2. PDFHUB 4-Tier Ingestion Architecture
To address these challenges, PDFHUB is built on a logical 4-tier pipeline:
Source PDF (GSO/GDC) ──► Document Management Tier
└──► Parsing Tier (LlamaParse/LiteParse)
└──► Ingestion Tier (LlamaExtract/Pydantic Schema)
└──► Normalization Tier (PostgreSQL/DuckDB)
- Document Management Tier: Classifies and tags uploaded PDFs by year, publishing agency (General Statistics Office, General Department of Vietnam Customs, Ministry of Finance), and topic.
- Layout-aware Parsing Tier: Employs LlamaParse Cloud or LiteParse local to analyze the document's spatial layout, isolating tables from surrounding text and exporting them as JSON matrices or structured Markdown.

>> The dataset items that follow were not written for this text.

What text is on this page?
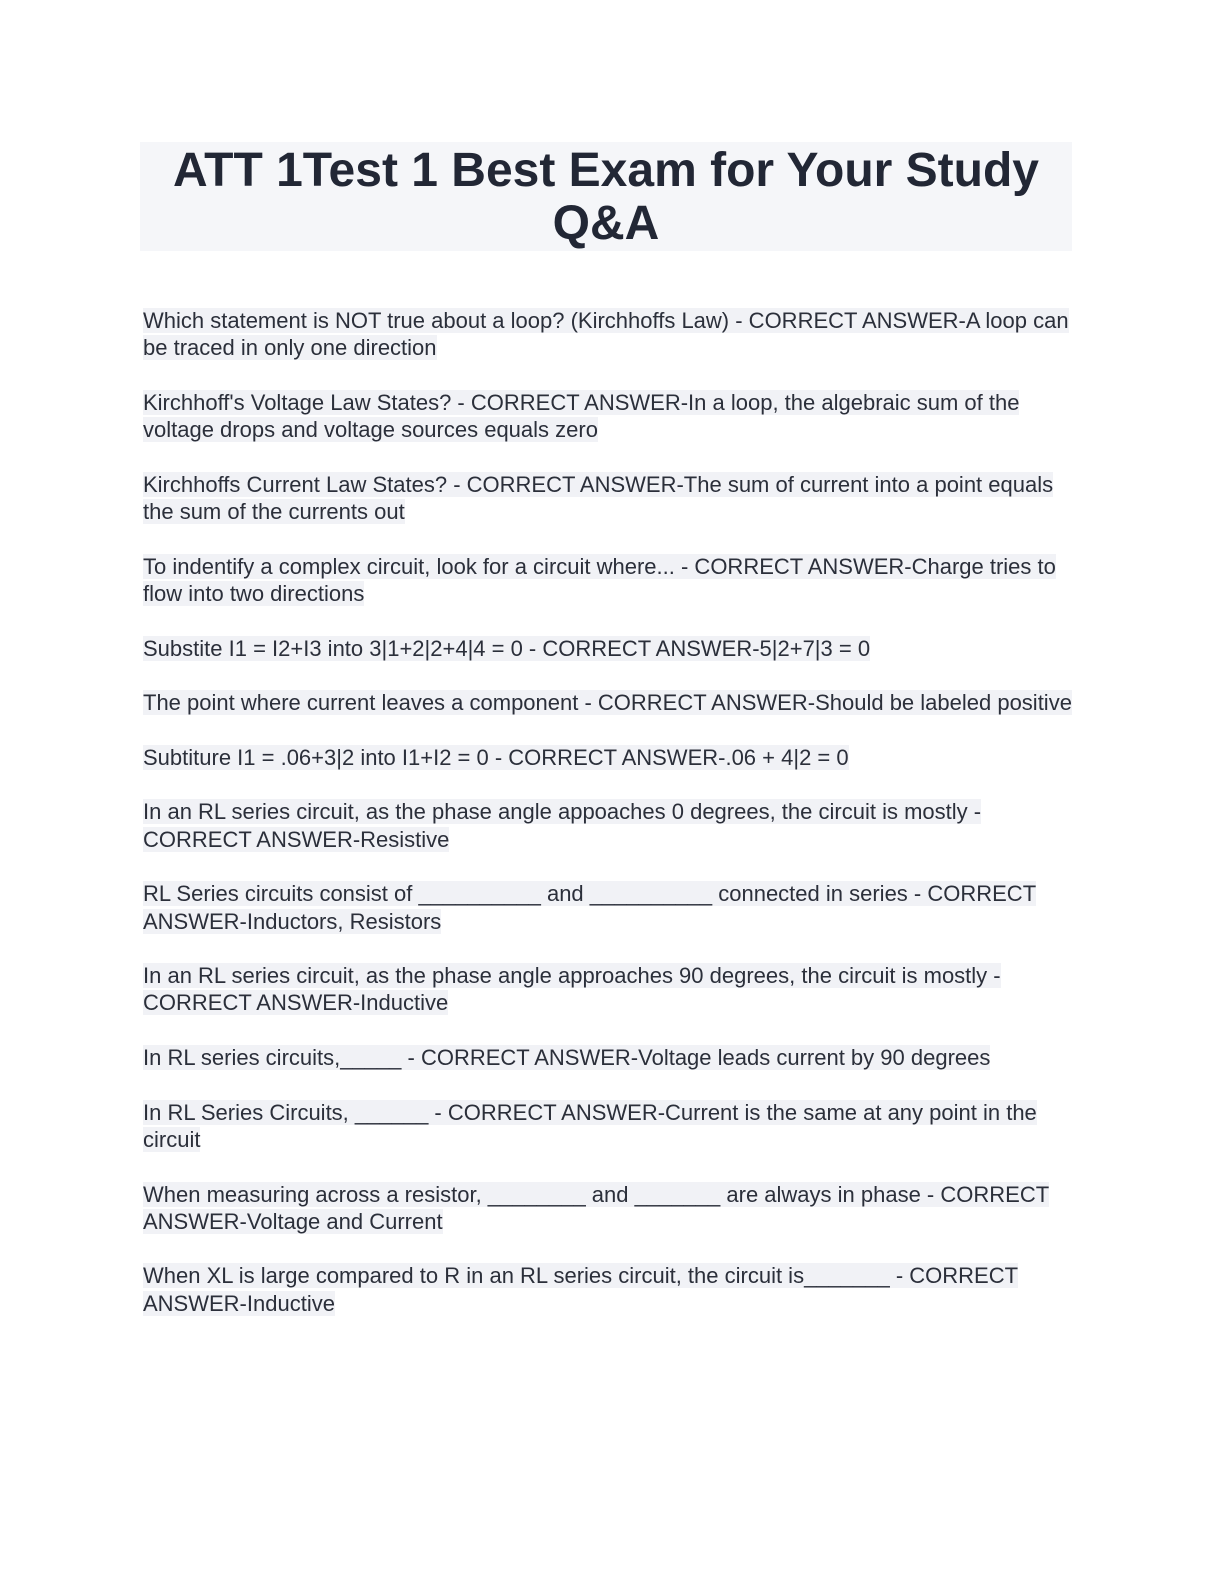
ATT 1Test 1 Best Exam for Your Study Q&A
Which statement is NOT true about a loop? (Kirchhoffs Law) - CORRECT ANSWER-A loop can be traced in only one direction
Kirchhoff's Voltage Law States? - CORRECT ANSWER-In a loop, the algebraic sum of the voltage drops and voltage sources equals zero
Kirchhoffs Current Law States? - CORRECT ANSWER-The sum of current into a point equals the sum of the currents out
To indentify a complex circuit, look for a circuit where... - CORRECT ANSWER-Charge tries to flow into two directions
Substite I1 = I2+I3 into 3|1+2|2+4|4 = 0 - CORRECT ANSWER-5|2+7|3 = 0
The point where current leaves a component - CORRECT ANSWER-Should be labeled positive
Subtiture I1 = .06+3|2 into I1+I2 = 0 - CORRECT ANSWER-.06 + 4|2 = 0
In an RL series circuit, as the phase angle appoaches 0 degrees, the circuit is mostly - CORRECT ANSWER-Resistive
RL Series circuits consist of __________ and __________ connected in series - CORRECT ANSWER-Inductors, Resistors
In an RL series circuit, as the phase angle approaches 90 degrees, the circuit is mostly - CORRECT ANSWER-Inductive
In RL series circuits,_____ - CORRECT ANSWER-Voltage leads current by 90 degrees
In RL Series Circuits, ______ - CORRECT ANSWER-Current is the same at any point in the circuit
When measuring across a resistor, ________ and _______ are always in phase - CORRECT ANSWER-Voltage and Current
When XL is large compared to R in an RL series circuit, the circuit is_______ - CORRECT ANSWER-Inductive
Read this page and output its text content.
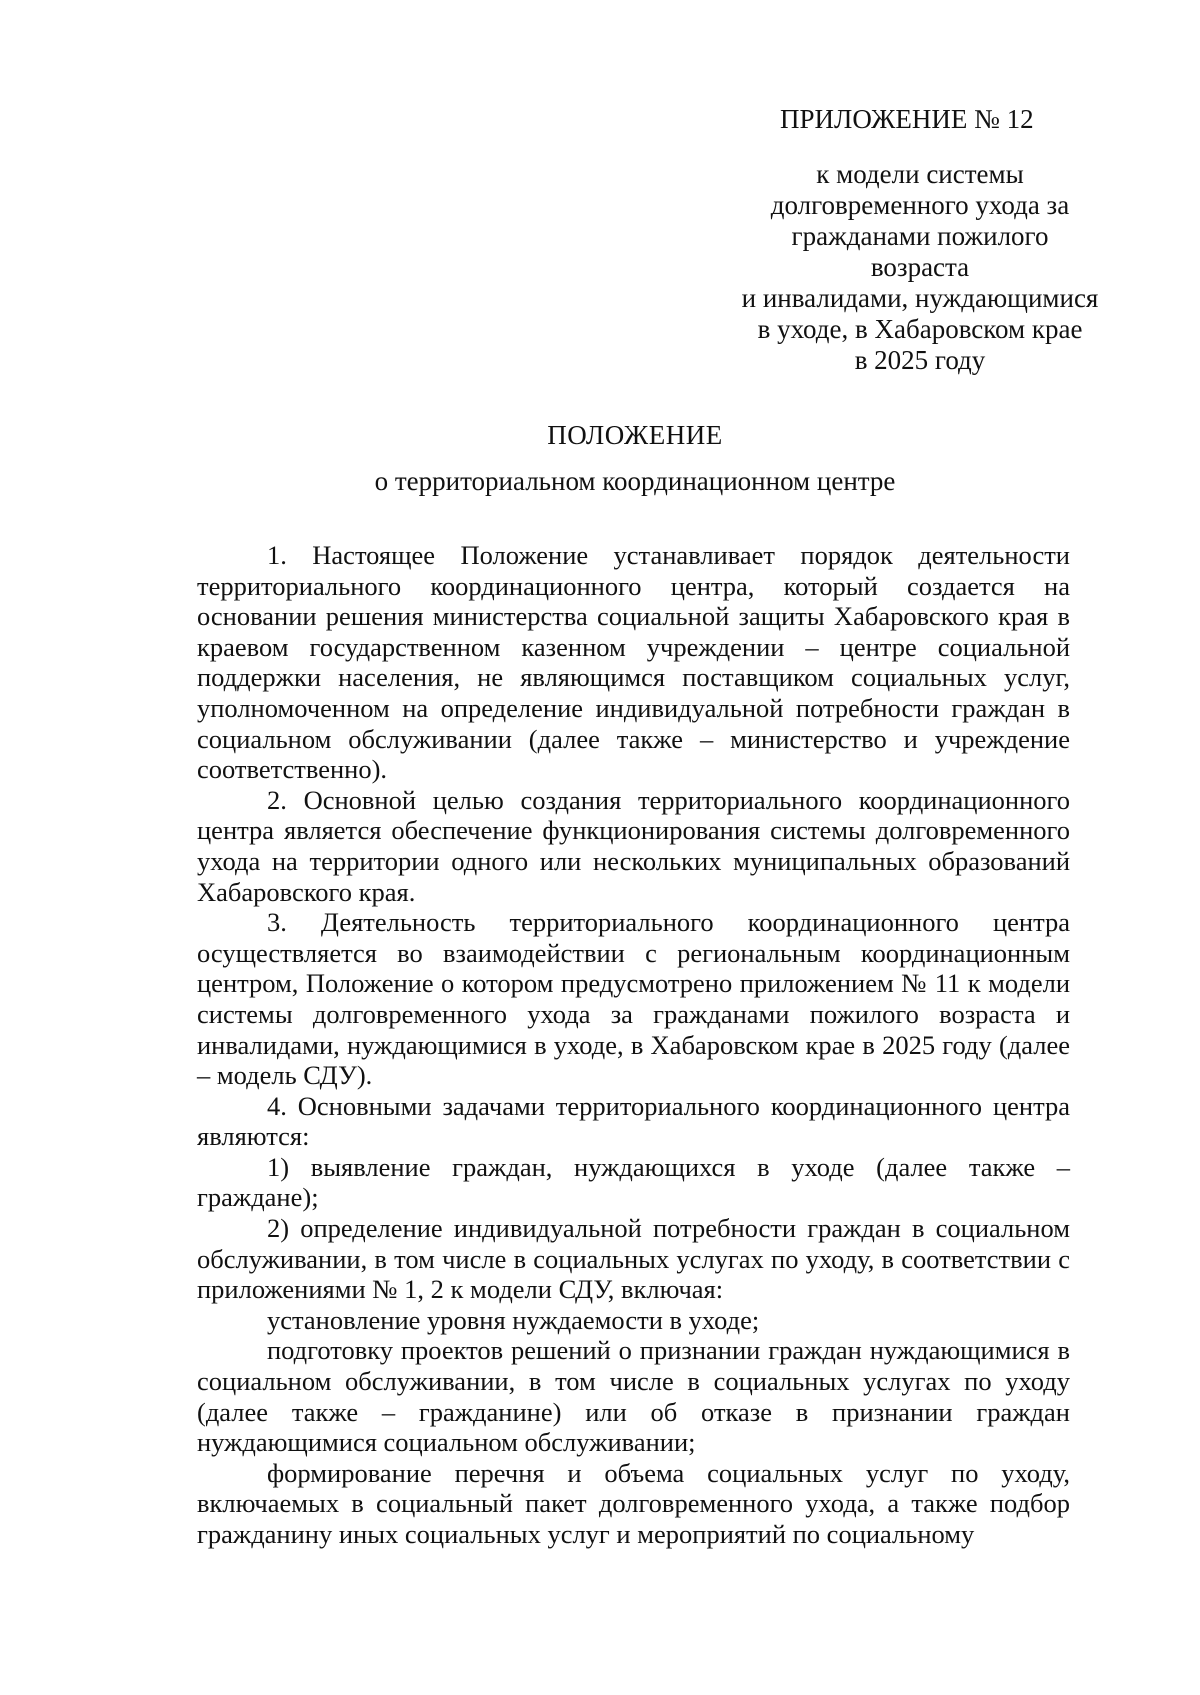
ПРИЛОЖЕНИЕ № 12
к модели системы
долговременного ухода за
гражданами пожилого возраста
и инвалидами, нуждающимися
в уходе, в Хабаровском крае
в 2025 году
ПОЛОЖЕНИЕ
о территориальном координационном центре

1. Настоящее Положение устанавливает порядок деятельности территориального координационного центра, который создается на основании решения министерства социальной защиты Хабаровского края в краевом государственном казенном учреждении – центре социальной поддержки населения, не являющимся поставщиком социальных услуг, уполномоченном на определение индивидуальной потребности граждан в социальном обслуживании (далее также – министерство и учреждение соответственно).

2. Основной целью создания территориального координационного центра является обеспечение функционирования системы долговременного ухода на территории одного или нескольких муниципальных образований Хабаровского края.

3. Деятельность территориального координационного центра осуществляется во взаимодействии с региональным координационным центром, Положение о котором предусмотрено приложением № 11 к модели системы долговременного ухода за гражданами пожилого возраста и инвалидами, нуждающимися в уходе, в Хабаровском крае в 2025 году (далее – модель СДУ).

4. Основными задачами территориального координационного центра являются:

1) выявление граждан, нуждающихся в уходе (далее также – граждане);

2) определение индивидуальной потребности граждан в социальном обслуживании, в том числе в социальных услугах по уходу, в соответствии с приложениями № 1, 2 к модели СДУ, включая:

установление уровня нуждаемости в уходе;

подготовку проектов решений о признании граждан нуждающимися в социальном обслуживании, в том числе в социальных услугах по уходу (далее также – гражданине) или об отказе в признании граждан нуждающимися социальном обслуживании;

формирование перечня и объема социальных услуг по уходу, включаемых в социальный пакет долговременного ухода, а также подбор гражданину иных социальных услуг и мероприятий по социальному
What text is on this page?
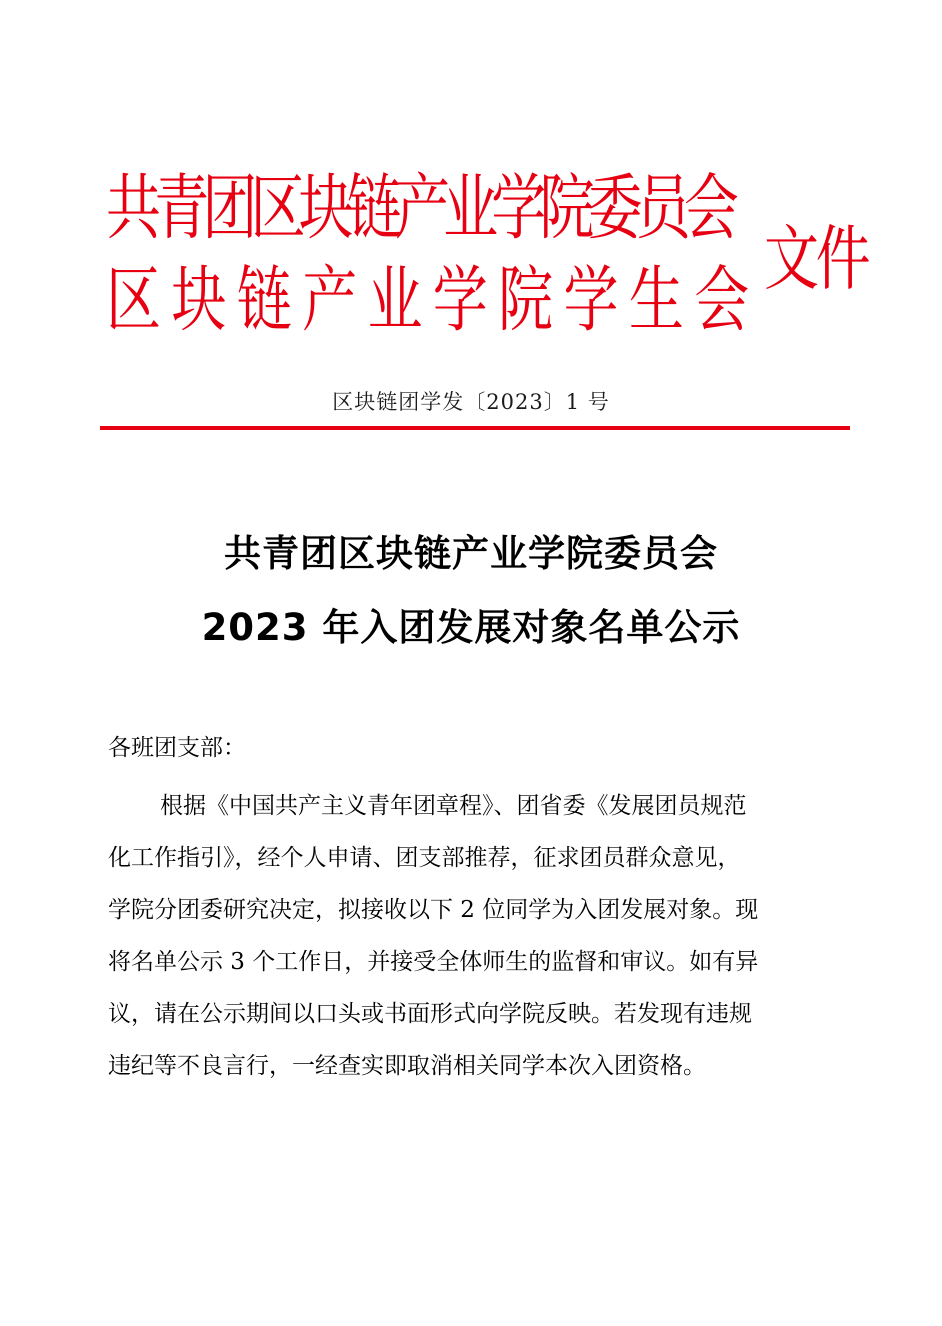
共青团区块链产业学院委员会
区块链产业学院学生会 文件
区块链团学发〔2023〕1 号
共青团区块链产业学院委员会
2023 年入团发展对象名单公示
各班团支部：
根据《中国共产主义青年团章程》、团省委《发展团员规范
化工作指引》，经个人申请、团支部推荐，征求团员群众意见，
学院分团委研究决定，拟接收以下 2 位同学为入团发展对象。现
将名单公示 3 个工作日，并接受全体师生的监督和审议。如有异
议，请在公示期间以口头或书面形式向学院反映。若发现有违规
违纪等不良言行，一经查实即取消相关同学本次入团资格。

- Schema-based Ingestion Tier: Uses pre-defined Pydantic schemas to map table grids row-by-row (
PER_TABLE_ROW) into typed database records. - Normalization & Database Tier: Normalizes classification codes (VSIC sector codes, administrative region codes, HS commodity codes), handles missing data symbols (e.g.,
-,..,x), and merges annual records into time-series panel data.